お歳暮とよく似た風習に「お中元」があります。お中元は、もともと中国で旧暦の7月15日の「中元」に、仏教の年中行事である「盂蘭盆会(うらぼんえ)」が行われていたことが由来です。盂蘭盆会に関して、お釈迦様の弟子のひとり、目連尊者(もくれんそんじゃ)が地獄に落ちて苦しんでいる母を救うために、お釈迦様の教えに従って、旧暦の7月15日に百味を盆に盛って修行を終えた僧たちに供養したところ、母親を救うことができた、という言い伝えが残されています。
日本の「お盆」は、7世紀の初めにこの「盂蘭盆会」が中国から伝わり、606年に「斎会」と呼ばれる行事が行われたことがはじまりと言われています。以来、日本に仏教が広まるとともにお盆の行事も普及していく中で、「中元」と「お盆」が結びつき、お盆の時期に贈り物のやりとりがなされるようになりました。
お歳暮もお中元も、どちらもお世話になった方へ日頃の感謝の思いを伝えるために贈り物をするもので、特に目的に大きな違いはありません。贈り物をする時期が、お歳暮は年末であるのに対し、お中元は1年の真ん中頃であるといった違いがあるくらいです。お中元とお歳暮はセットで贈るものと考えられていますが、近年では1年の締めくくりである年末に贈るお歳暮のほうが重視される傾向にあります。
北陸地方では、娘が結婚すると嫁の実家から娘の嫁ぎ先に、お歳暮として出世魚のブリを丸ごと1本贈る風習があります。この風習は「嫁ブリ」と呼ばれ、「出世魚のブリのように、旦那さんには出世してほしい」「娘がこれから暮らす家が末永く繁栄してほしい」「これから生まれてくる子供が健やかに成長してほしい」との願いが込められたものです。そのため、娘を嫁がせた家では、年末になると一匹数万円もするブリを値段も気にせず買い求める人が多いと言われています。また、婿の実家側では、贈られたブリをすぐさま半身にして嫁の実家に返し、双方とも親戚や近所の人々に配るのが習わしとなっています。
逆に、九州では婿の実家から嫁の実家にブリを贈る風習があります。これは、「良か嫁ぶり」という意味に掛けて行われているものであり、婿の家族から嫁の実家に対する「大切な娘さんをお嫁にいただきありがとうございました」という感謝の思いが込められています。かつては、婿の両親が息子とともに嫁の実家を訪ね、挨拶をしたとも伝えられています。
お歳暮は、日頃から取引をしている企業と企業の間や、上司と部下の間でもやりとりが行われてきました。今でも、お歳暮を贈る企業のリストを作成し、お歳暮を贈り合う企業が多くあります。

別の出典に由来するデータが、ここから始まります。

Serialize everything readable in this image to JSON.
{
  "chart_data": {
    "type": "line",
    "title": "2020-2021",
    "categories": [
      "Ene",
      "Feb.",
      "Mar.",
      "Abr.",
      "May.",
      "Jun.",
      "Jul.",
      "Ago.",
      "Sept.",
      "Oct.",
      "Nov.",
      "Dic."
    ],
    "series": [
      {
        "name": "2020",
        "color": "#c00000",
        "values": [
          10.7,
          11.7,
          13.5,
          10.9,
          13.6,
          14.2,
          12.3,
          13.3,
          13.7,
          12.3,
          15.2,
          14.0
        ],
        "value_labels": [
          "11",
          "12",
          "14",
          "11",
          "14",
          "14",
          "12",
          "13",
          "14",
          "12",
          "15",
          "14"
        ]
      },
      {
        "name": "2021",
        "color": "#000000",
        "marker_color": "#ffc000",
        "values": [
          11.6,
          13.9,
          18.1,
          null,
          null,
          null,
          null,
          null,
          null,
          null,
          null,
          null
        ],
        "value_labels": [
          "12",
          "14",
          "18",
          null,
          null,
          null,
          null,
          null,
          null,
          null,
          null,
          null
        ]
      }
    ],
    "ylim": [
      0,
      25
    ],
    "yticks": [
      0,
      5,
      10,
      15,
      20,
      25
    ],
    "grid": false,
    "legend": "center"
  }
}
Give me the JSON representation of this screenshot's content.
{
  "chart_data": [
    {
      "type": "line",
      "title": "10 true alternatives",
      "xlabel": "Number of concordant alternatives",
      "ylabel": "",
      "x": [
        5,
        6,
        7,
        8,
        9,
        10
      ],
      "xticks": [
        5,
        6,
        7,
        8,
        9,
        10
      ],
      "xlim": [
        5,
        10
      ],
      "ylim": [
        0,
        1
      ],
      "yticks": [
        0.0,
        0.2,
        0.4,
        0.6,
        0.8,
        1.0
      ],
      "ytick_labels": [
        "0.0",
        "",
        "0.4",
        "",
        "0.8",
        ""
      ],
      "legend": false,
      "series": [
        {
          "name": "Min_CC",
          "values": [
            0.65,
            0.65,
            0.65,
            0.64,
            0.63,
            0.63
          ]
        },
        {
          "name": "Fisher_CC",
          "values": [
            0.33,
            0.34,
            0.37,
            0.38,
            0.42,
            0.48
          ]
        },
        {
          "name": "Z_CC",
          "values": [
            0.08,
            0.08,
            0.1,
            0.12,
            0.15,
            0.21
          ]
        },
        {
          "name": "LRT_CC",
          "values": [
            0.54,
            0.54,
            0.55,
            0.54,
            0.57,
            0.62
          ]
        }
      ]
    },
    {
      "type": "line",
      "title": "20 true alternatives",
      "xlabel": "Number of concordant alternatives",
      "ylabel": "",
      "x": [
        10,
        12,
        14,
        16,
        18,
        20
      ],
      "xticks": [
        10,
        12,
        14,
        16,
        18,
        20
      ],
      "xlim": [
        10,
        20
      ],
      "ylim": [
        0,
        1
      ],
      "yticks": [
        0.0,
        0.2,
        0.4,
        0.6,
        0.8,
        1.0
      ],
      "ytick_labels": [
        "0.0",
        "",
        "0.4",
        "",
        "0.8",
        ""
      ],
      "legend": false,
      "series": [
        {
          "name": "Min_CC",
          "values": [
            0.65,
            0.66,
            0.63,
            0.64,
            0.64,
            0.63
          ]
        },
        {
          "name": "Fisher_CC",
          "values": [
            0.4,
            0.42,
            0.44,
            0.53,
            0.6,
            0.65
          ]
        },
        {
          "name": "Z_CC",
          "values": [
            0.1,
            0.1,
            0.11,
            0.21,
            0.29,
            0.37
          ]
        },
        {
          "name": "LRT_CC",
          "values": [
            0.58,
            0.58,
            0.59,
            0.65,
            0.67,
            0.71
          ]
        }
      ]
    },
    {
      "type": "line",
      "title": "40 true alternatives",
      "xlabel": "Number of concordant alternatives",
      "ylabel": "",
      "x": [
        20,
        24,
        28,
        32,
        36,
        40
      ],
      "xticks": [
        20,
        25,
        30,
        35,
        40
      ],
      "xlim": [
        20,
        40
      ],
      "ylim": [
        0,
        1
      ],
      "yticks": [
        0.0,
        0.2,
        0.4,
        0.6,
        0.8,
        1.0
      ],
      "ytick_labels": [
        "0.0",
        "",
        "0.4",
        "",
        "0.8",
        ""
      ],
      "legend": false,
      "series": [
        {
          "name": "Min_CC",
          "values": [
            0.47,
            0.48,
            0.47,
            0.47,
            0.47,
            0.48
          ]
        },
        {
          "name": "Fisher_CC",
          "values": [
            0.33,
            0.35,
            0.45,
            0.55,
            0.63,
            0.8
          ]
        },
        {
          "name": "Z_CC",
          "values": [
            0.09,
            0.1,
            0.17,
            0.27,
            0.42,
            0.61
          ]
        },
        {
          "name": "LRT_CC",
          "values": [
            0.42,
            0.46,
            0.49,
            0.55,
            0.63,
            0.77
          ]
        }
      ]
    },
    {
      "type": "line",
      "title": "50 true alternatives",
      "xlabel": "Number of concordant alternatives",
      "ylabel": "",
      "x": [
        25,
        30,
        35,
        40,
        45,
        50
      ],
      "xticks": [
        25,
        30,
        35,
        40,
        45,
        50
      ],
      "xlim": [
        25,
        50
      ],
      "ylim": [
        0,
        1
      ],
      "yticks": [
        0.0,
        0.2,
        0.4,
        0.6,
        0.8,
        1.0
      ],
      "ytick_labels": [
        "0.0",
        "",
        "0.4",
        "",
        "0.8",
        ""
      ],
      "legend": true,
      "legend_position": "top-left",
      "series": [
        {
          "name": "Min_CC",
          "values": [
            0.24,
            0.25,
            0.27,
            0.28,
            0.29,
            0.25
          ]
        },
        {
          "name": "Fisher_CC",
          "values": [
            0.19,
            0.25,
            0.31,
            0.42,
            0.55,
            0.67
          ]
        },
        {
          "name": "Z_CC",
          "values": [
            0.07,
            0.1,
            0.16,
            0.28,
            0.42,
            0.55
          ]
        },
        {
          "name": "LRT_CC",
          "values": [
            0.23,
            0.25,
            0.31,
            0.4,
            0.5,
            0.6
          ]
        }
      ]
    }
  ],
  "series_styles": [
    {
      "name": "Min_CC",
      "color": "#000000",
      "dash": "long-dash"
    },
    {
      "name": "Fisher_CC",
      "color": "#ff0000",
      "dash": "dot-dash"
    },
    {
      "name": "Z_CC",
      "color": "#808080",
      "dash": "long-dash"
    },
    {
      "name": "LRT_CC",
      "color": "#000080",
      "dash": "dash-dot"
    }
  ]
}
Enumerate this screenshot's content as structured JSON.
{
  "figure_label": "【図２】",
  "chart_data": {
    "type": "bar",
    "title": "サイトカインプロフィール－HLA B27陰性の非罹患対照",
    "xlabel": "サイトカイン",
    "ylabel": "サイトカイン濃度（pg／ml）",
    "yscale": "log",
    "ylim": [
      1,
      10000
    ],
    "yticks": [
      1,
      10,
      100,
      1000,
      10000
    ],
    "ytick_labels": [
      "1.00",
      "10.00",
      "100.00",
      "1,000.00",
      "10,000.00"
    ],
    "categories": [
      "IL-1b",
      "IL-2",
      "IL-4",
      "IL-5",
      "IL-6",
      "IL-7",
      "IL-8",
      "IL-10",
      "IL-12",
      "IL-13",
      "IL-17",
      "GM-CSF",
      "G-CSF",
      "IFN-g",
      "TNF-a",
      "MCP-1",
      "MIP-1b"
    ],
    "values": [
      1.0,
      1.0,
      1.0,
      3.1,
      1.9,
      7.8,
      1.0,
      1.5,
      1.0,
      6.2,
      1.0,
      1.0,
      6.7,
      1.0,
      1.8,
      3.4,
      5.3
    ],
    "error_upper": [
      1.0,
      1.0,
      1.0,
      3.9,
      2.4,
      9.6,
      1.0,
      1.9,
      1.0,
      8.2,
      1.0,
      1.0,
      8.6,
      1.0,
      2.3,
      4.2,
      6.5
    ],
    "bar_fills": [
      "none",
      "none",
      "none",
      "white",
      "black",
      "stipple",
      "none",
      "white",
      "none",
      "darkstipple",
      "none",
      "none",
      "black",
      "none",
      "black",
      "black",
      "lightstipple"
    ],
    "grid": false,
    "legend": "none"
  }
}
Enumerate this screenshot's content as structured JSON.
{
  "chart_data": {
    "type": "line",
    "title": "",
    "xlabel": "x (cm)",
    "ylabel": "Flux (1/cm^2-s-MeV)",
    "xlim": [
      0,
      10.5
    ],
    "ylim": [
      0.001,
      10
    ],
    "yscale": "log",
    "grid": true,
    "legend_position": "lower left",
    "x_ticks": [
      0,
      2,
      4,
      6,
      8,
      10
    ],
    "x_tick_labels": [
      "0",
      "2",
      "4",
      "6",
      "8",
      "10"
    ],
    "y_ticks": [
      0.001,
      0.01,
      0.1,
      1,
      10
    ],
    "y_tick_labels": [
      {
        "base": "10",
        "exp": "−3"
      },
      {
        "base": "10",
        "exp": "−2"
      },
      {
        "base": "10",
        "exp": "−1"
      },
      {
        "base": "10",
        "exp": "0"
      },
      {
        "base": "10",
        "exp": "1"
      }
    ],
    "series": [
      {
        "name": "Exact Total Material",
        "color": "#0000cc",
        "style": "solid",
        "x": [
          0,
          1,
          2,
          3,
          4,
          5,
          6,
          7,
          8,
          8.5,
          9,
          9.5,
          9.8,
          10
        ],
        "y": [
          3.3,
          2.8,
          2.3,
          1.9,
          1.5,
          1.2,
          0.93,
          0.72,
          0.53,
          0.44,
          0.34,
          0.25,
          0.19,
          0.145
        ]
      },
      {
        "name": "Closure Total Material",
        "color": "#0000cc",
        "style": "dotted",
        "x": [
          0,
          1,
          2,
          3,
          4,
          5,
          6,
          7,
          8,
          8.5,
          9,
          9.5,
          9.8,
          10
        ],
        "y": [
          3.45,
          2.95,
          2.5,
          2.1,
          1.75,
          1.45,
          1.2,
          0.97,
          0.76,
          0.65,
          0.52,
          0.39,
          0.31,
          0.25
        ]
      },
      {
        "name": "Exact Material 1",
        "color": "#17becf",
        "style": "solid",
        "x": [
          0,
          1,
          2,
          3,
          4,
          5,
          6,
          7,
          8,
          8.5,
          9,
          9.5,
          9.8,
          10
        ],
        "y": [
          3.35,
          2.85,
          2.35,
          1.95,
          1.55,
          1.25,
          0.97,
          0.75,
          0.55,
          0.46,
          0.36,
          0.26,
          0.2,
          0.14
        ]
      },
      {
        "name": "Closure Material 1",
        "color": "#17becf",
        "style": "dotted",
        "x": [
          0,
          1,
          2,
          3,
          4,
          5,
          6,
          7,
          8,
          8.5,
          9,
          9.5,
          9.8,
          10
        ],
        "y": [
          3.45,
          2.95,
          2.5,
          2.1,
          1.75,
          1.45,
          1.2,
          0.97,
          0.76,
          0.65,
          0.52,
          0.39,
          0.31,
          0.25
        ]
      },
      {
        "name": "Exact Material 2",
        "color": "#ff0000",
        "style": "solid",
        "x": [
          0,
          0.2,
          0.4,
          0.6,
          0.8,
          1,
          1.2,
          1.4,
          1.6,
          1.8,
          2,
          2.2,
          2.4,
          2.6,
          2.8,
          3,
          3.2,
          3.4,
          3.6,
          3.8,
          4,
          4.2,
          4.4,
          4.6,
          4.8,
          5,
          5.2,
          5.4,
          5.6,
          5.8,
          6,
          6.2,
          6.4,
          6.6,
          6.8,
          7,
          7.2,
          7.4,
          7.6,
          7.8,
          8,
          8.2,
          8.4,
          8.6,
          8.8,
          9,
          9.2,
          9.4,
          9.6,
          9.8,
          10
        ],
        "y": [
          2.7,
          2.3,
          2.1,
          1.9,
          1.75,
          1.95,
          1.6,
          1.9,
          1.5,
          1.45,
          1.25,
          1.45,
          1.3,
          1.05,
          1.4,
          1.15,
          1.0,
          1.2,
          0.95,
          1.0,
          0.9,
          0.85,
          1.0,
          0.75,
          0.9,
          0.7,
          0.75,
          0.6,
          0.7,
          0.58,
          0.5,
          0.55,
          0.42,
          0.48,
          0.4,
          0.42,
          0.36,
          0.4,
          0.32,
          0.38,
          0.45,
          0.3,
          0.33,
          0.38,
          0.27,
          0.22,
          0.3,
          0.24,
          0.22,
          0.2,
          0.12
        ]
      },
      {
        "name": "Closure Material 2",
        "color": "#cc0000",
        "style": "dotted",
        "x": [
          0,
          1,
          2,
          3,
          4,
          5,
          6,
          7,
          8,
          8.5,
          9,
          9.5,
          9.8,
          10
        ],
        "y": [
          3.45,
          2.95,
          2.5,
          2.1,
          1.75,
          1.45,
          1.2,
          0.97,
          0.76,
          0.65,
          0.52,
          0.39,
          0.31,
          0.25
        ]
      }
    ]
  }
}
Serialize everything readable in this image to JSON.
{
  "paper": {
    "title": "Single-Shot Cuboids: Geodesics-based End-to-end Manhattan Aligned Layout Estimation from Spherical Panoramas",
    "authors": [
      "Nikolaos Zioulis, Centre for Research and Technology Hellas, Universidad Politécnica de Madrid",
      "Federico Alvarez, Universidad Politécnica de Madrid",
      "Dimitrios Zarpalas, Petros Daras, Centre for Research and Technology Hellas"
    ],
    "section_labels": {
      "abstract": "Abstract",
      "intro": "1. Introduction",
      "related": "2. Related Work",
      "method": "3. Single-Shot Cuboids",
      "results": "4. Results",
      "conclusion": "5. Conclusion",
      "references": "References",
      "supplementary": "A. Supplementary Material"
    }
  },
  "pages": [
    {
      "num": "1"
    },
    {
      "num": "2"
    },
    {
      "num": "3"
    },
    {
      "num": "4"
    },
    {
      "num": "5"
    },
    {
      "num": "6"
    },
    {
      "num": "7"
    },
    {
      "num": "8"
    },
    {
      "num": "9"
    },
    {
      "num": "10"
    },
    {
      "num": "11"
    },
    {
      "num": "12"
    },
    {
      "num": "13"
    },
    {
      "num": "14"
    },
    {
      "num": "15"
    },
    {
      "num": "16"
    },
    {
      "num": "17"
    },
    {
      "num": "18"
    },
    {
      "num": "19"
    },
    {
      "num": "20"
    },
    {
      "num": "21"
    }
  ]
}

しかし、バブル崩壊後はコンプライアンス意識の高まりから高額な贈答品の受け取りを辞退する企業も現れ始めました。また、2000年代以降は個人情報保護や上司・部下の癒着防止、内部統制の観点から、社内外ともにお中元やお歳暮などのやりとりを全面的に規制する企業も出てきています。
近年では若者を中心にお歳暮やお中元を贈る人が減っていると言います。お歳暮の習慣がいかにして日本に根付いてきたのかを知れば、「今年お世話になったあの人に、お歳暮を贈ってみようかな」と考える人も増えるのではないでしょうか。
※コラムの内容については、地域性や諸説ございます。